Lunch spots abound: There’s Frying Fish, with conveyer-belt sushi, or Shabu Shabu Housein Japanese Village Plaza, but there’s also Shangrila Café, a hidden gem, just behind the museum, that incorporates handmade noodles from on-the-premises Kadoya’s soba shop into its menu. Behind the dining room is a serene, shady patio. The restaurant offers the usual array of soba dishes, as well as chicken cutlet, salmon teriyaki, and Japanese-inflected Western dishes such as spaghetti, and smoked salmon with capers on a French-style roll.

After lunch, you may want to return to the museum on your own, as the tour does not go inside.
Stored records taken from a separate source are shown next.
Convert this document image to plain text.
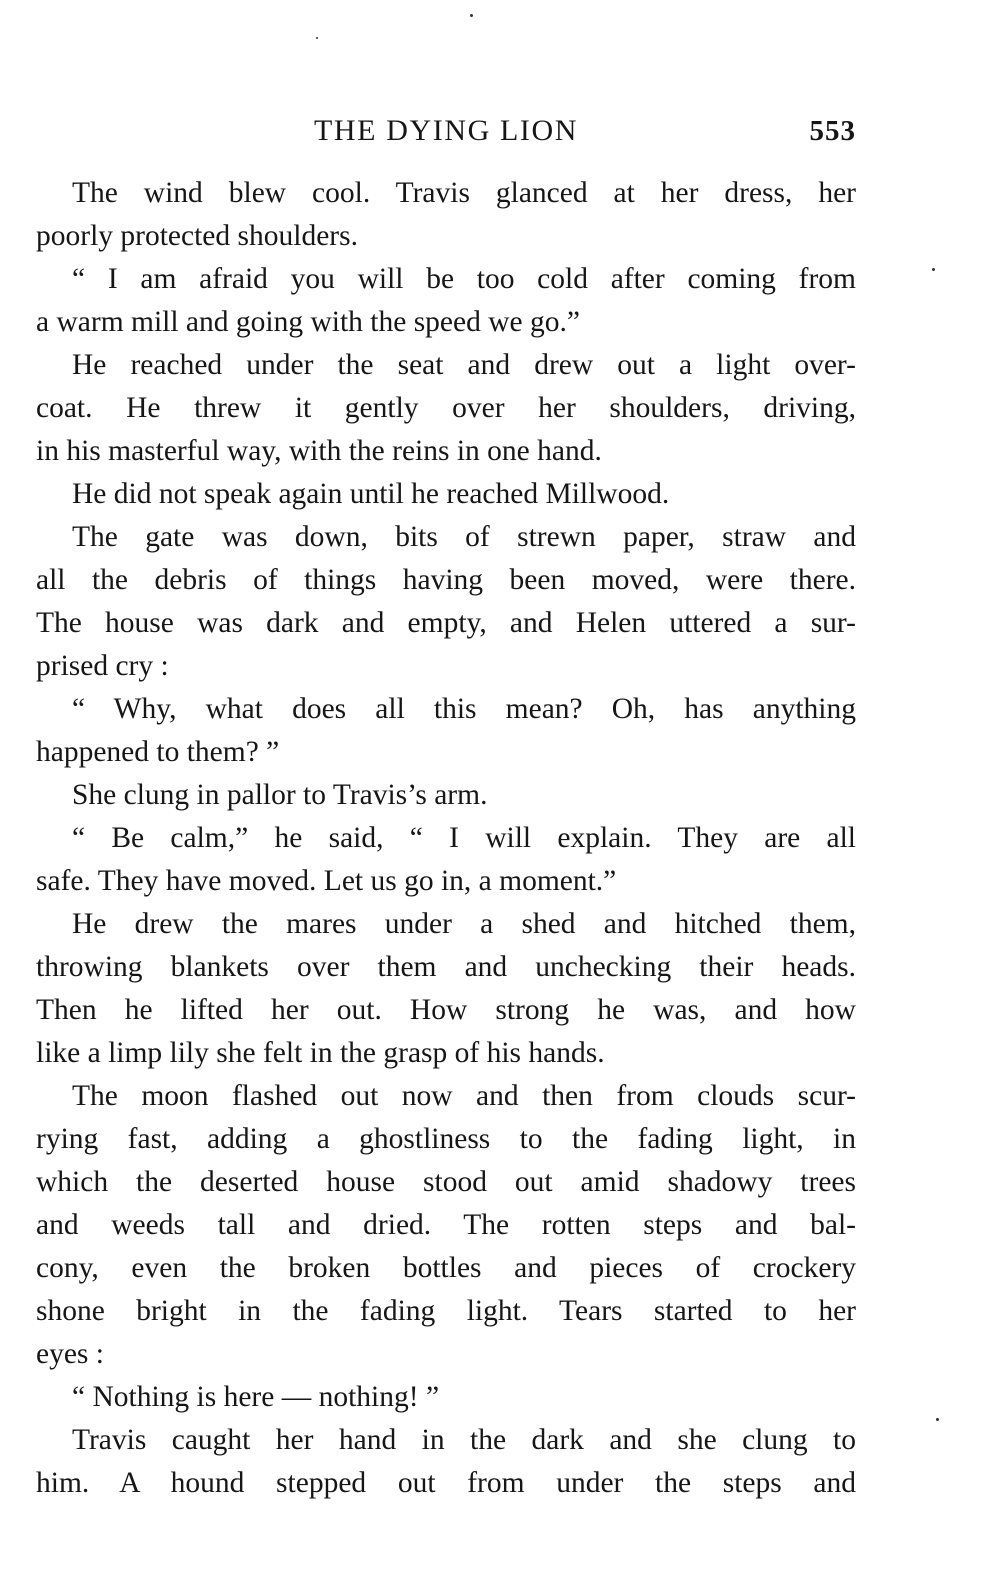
THE DYING LION	553
The wind blew cool. Travis glanced at her dress, her
poorly protected shoulders.
“ I am afraid you will be too cold after coming from
a warm mill and going with the speed we go.”
He reached under the seat and drew out a light over-
coat. He threw it gently over her shoulders, driving,
in his masterful way, with the reins in one hand.
He did not speak again until he reached Millwood.
The gate was down, bits of strewn paper, straw and
all the debris of things having been moved, were there.
The house was dark and empty, and Helen uttered a sur-
prised cry :
“ Why, what does all this mean? Oh, has anything
happened to them? ”
She clung in pallor to Travis’s arm.
“ Be calm,” he said, “ I will explain. They are all
safe. They have moved. Let us go in, a moment.”
He drew the mares under a shed and hitched them,
throwing blankets over them and unchecking their heads.
Then he lifted her out. How strong he was, and how
like a limp lily she felt in the grasp of his hands.
The moon flashed out now and then from clouds scur-
rying fast, adding a ghostliness to the fading light, in
which the deserted house stood out amid shadowy trees
and weeds tall and dried. The rotten steps and bal-
cony, even the broken bottles and pieces of crockery
shone bright in the fading light. Tears started to her
eyes :
“ Nothing is here — nothing! ”
Travis caught her hand in the dark and she clung to
him. A hound stepped out from under the steps and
The museum’s Media Arts Center, with its display of action documentaries pertaining to the legacy of Japanese-Americans, can keep you involved for hours. Then there’s shopping. For handmade papers and pottery, there’s Rafu Bussan, and for gifts there’s Bun-ka do and the Little Tokyo Ceramic Gallery and Clay Works.

Los Angeles Conservancy; (213) 623-CITY or (213) 623-2489. Japanese American National Museum, 369 E. First St.; (213) 625-0414. Miyako Inn, 328 E. First St.; (213) 617-2000. A Thousand Cranes, New Otani Hotel, 120 S. Los Angeles St.; (213) 629-1200. Mitsuru Sushi and Grill, 316 E. First St.; (213) 626-4046. Frances Bakery and Coffee, 404 E. Second St. (Honda Plaza); (213) 680-4899. Sandwich Shop, 340 E. Azuza St.; (213) 621-7919. Fugetsu-do, 315 E. First St., downtown; (213) 625-8595. Matsuzakaya America, 460 E. Third St.; (213) 626-4926. Frying Fish, 120 Japanese Village Plaza, downtown; (213) 680-0567. Japanese Village Plaza, 327 E. Second St.; (213) 680-1930. Shangrila Café, 744 E. Third St.; (213) 680-3770.

 

Mission San Fernando, Placerita Canyon Nature Center, pre-Mission breakfasts, William S. Hart Ranch.
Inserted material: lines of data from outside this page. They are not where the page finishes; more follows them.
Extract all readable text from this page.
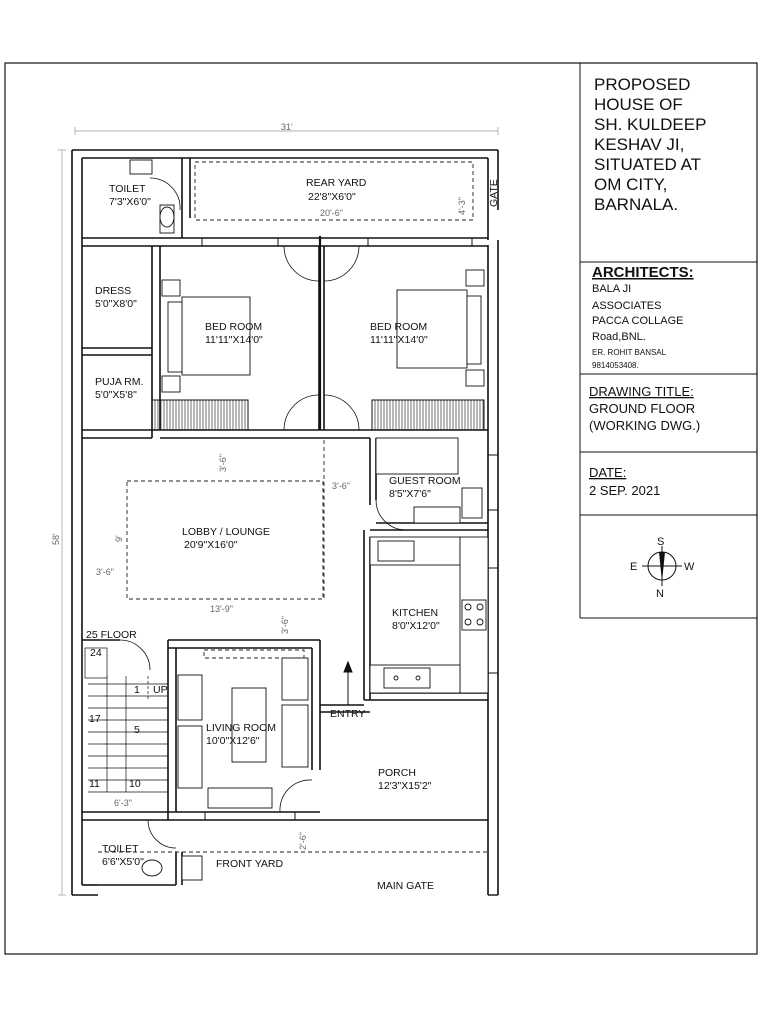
PROPOSED
HOUSE OF
SH. KULDEEP
KESHAV JI,
SITUATED AT
OM CITY,
BARNALA.
ARCHITECTS:
BALA JI
ASSOCIATES
PACCA COLLAGE
Road,BNL.
ER. ROHIT BANSAL
9814053408.
DRAWING TITLE:
GROUND FLOOR
(WORKING DWG.)
DATE:
2 SEP. 2021
S
N
E	W
31'
58'
TOILET
7'3"X6'0"
REAR YARD
22'8"X6'0"
20'-6"	4'-3" GATE
DRESS
5'0"X8'0"
BED ROOM
11'11"X14'0"
BED ROOM
11'11"X14'0"
PUJA RM.
5'0"X5'8"
GUEST ROOM
8'5"X7'6"
3'-6"
3'-6"
LOBBY / LOUNGE
20'9"X16'0"
9'
3'-6"
13'-9"
3'-6"
KITCHEN
8'0"X12'0"
25 FLOOR
24
1 UP
17
5
11	10
6'-3"
LIVING ROOM
10'0"X12'6"
ENTRY
PORCH
12'3"X15'2"
2'-6"
TOILET
6'6"X5'0"	FRONT YARD
MAIN GATE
Here’s a close-by, nearly free day trip that lets children see for real the stuff social-studies lessons attempt to make interesting. Though the sojourn begins a short, 25-minute drive from Central L.A., the city seems worlds away. The San Fernando Mission is actually a working church where weddings, memorial services and quincieras take place, sometimes several in a day.

The buildings have been through so much renovation or replacement, due to the Valley’s numerous earthquakes, they seem a tad too cute to be regarded as an ancient relic. Still, the structure’s style is mostly true to history. In the museum, early mission life comes alive in dioramas and other displays depicting native Indian workers weaving, forging iron, preparing adobe bricks. You can pick up a map, with explanatory notes, of the grounds and buildings when paying your entry fee at the gift shop. One chamber that must not be missed is the Madonna Room. Tucked into the last quadrant of the mission’s convento, the dark room lights up and music swells from its doorway when anyone approaches. The room displays an extraordinarily diverse Madonna collection, including a “Madonna of the baseball mound.”
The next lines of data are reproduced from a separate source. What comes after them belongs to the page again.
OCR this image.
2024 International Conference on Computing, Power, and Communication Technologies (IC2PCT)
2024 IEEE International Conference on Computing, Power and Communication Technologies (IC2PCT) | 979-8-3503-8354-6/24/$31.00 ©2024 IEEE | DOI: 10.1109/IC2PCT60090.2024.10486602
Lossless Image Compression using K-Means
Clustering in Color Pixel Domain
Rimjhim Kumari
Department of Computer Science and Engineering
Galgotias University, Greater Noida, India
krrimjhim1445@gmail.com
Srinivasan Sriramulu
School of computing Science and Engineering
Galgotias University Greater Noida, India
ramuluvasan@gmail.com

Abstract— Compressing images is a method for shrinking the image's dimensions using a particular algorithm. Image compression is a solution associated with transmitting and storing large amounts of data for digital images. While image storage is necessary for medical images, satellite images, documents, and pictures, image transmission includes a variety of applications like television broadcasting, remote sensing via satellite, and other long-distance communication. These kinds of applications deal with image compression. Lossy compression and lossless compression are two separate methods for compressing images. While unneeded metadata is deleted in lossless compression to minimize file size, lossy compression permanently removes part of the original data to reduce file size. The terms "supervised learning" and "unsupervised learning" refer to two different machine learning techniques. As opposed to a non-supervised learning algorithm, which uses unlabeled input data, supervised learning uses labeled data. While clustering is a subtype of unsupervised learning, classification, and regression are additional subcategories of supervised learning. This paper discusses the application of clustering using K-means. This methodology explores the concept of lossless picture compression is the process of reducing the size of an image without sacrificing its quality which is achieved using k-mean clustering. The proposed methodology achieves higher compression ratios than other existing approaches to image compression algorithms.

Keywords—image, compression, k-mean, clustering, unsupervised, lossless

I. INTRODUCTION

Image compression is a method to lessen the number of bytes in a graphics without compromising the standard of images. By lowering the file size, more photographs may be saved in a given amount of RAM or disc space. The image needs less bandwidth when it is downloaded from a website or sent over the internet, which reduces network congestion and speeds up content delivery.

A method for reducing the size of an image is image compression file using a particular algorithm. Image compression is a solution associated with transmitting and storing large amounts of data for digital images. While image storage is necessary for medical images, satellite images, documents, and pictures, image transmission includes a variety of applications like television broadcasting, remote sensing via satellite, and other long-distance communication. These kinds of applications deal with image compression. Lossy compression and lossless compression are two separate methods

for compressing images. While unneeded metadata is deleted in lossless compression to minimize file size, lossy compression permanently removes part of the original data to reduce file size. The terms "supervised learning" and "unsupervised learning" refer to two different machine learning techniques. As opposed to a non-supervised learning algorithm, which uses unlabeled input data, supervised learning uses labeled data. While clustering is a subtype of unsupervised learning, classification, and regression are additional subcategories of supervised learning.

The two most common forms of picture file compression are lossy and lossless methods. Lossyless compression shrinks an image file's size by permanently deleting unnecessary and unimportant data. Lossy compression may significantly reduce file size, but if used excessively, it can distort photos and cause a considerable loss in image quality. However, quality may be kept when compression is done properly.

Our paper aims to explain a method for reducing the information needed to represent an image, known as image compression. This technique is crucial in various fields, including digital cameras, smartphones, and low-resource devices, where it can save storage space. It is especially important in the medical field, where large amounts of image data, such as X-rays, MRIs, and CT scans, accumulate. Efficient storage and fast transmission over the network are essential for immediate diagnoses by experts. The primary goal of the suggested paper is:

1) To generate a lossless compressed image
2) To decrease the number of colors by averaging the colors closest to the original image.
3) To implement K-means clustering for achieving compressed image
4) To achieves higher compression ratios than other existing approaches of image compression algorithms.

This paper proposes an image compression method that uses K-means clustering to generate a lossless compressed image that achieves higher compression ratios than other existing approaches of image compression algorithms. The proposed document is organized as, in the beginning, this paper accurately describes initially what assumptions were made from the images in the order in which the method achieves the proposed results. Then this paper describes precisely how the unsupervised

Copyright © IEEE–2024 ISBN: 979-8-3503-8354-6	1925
Start your visit with a good, hearty breakfast near the mission; there are several very recommendable spots. The fabulously vintage James Restaurant in San Fernando, east of the mission and the 5 freeway, opens at 5 a.m. It’s renowned for its ham with scrambled eggs or with pancakes, and for its steak picado. Sit on the patio, if you can find a seat. Sierras No. 1 — an old Cal-Mex standby and a good bet â for huevos rancheros or chilaquiles — opens at 11 a.m. If you want to do your eating after the mission visit, Sierras is equally famous for its so-very-light crab enchilada. At El Abuelo (the Grandpa), a modest but popular family-run cantina, the huge, steamy dishes of mole poblano and the steak salad are the things to order.

Placerita Canyon Nature Center is a short jaunt north on the Golden State Freeway (15) to Highway 14 north. Exit at Placerita Canyon Road and proceed east about 1.5 miles. On Saturdays at 11 a.m., there are docent-led nature walks. During the week you can use maps to the self-guided nature trails, some as short as half a mile. The maps, which you can get for free in the office (walk past the snakes and turtle habitat), identify plants, geological formations, animal habitats, and other stuff to amaze and delight kids and their jaded parents.